Why is the Danish cell phone/cancer study valid where previous ones were flawed?
Longevity.
The most recent study results, which tracked Danish cell phone use between 1990-2007, are actually an update of a 2001 report in the Journal of Radiological Protection, which tracked users from 1982-1995. That gives us 30 years of data. (Denmark launched cell phone service in 181, two years ahead of the U.S.)
But if cell phones didn't become available until 1983, how and why would the Danes start tracking cell phone usage before anyone had one?
In Denmark, folks are issued national ID numbers, and the cell phone companies use these ID numbers to identify subscribers. As a result, the Danish researchers could easily break the population into cell phone users and non-cell phone users, and break subscribers into length-of-usage groups.
Here are the exact results and conclusions as published in an abstract in the most recent edition of the British Medical Journal (we replaced the symbol for "greater than or equal to" symbols with words):
Results 358,403 subscription holders accrued 3.8 million person years. In the follow-up period 1990-2007, there were 10,729 cases of tumours of the central nervous system. The risk of such tumours was close to unity for both men and women. When restricted to individuals with the longest mobile phone use — that is, greater than or equal to 13 years of subscription — the incidence rate ratio was 1.03 (95% confidence interval 0.83 to 1.27) in men and 0.91 (0.41 to 2.04) in women. Among those with subscriptions of greater than or eqaul to 10 years, ratios were 1.04 (0.85 to 1.26) in men and 1.04 (0.56 to 1.95) in women for glioma and 0.90 (0.57 to 1.42) in men and 0.93 (0.46 to 1.87) in women for meningioma.

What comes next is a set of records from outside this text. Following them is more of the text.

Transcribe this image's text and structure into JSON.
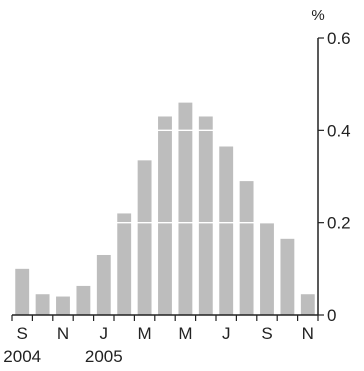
{
  "chart_data": {
    "type": "bar",
    "unit": "%",
    "categories": [
      "Sep 2004",
      "Oct 2004",
      "Nov 2004",
      "Dec 2004",
      "Jan 2005",
      "Feb 2005",
      "Mar 2005",
      "Apr 2005",
      "May 2005",
      "Jun 2005",
      "Jul 2005",
      "Aug 2005",
      "Sep 2005",
      "Oct 2005",
      "Nov 2005"
    ],
    "values": [
      0.1,
      0.045,
      0.04,
      0.063,
      0.13,
      0.22,
      0.335,
      0.43,
      0.46,
      0.43,
      0.365,
      0.29,
      0.2,
      0.165,
      0.045
    ],
    "x_tick_labels": [
      "S",
      "",
      "N",
      "",
      "J",
      "",
      "M",
      "",
      "M",
      "",
      "J",
      "",
      "S",
      "",
      "N"
    ],
    "year_labels": [
      {
        "index": 0,
        "text": "2004"
      },
      {
        "index": 4,
        "text": "2005"
      }
    ],
    "ylim": [
      0,
      0.6
    ],
    "y_ticks": [
      0,
      0.2,
      0.4,
      0.6
    ],
    "y_tick_labels": [
      "0",
      "0.2",
      "0.4",
      "0.6"
    ],
    "y_axis_side": "right",
    "gridlines_at": [
      0.2,
      0.4
    ],
    "gridline_color": "#ffffff",
    "bar_color": "#bdbdbd",
    "axis_color": "#222222",
    "title": "",
    "xlabel": "",
    "ylabel": ""
  }
}
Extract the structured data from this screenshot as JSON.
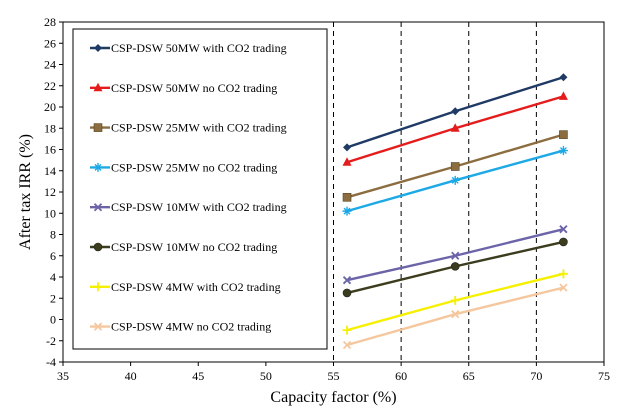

There was no indication of dose-response relation either by years since first subscription for a mobile phone or by anatomical location of the tumour — that is, in regions of the brain closest to where the handset is usually held to the head.
Conclusions In this update of a large nationwide cohort study of mobile phone use, there were no increased risks of tumours of the central nervous system, providing little evidence for a causal association.
WHOOPEE!
I think.
Not so fast
As scientific folks often do, there has been some blowback from these optimistic, non-threatening results, not surprising considering the preponderance of previous cell phones-cause-cancer results. (Finding cell phones cause cancer has become a cottage industry – "Ignore Cell Phones-Cause-Cancer Reports.")
One admitted fly in the Danish study ointment is the study couldn't track actual usage, as in how many hours a day some folks spend on their phone. For instance, the researchers admit the study couldn't – and, therefore, didn't – break out business users, who are on their phones a lot more than the rest of us.
One protester also noted only a study that tracked "millions…followed for decades" could be considered valid.
You can read more from the dissenting voices at this blog posting at PsychCentral.com.
But the Danish study tracked nearly 400,000 users in each study for a total of 30 years. I'm not saying I know more than these PhDs about how to interpret and study statistical data – I don't (I did study statistics in college, though) – but how will the results of millions of people differ significantly from 400,000? And isn't 30 years "decades"? And at what point does the different usage patterns of such a massive number of cell phone users tracked for so long simply average out?
While I guess this cell phone/cancer issue is unlikely to be fully settled scientifically, and since I am more-or-less a casual cell phone user (for conversation, anyway, and I always use headphone), I'm buoyed by the Danes, as I often am.
And if you are a casual cell phone user dogged by lingering cell/cancer paranoia, hopefully you will be buoyed, too.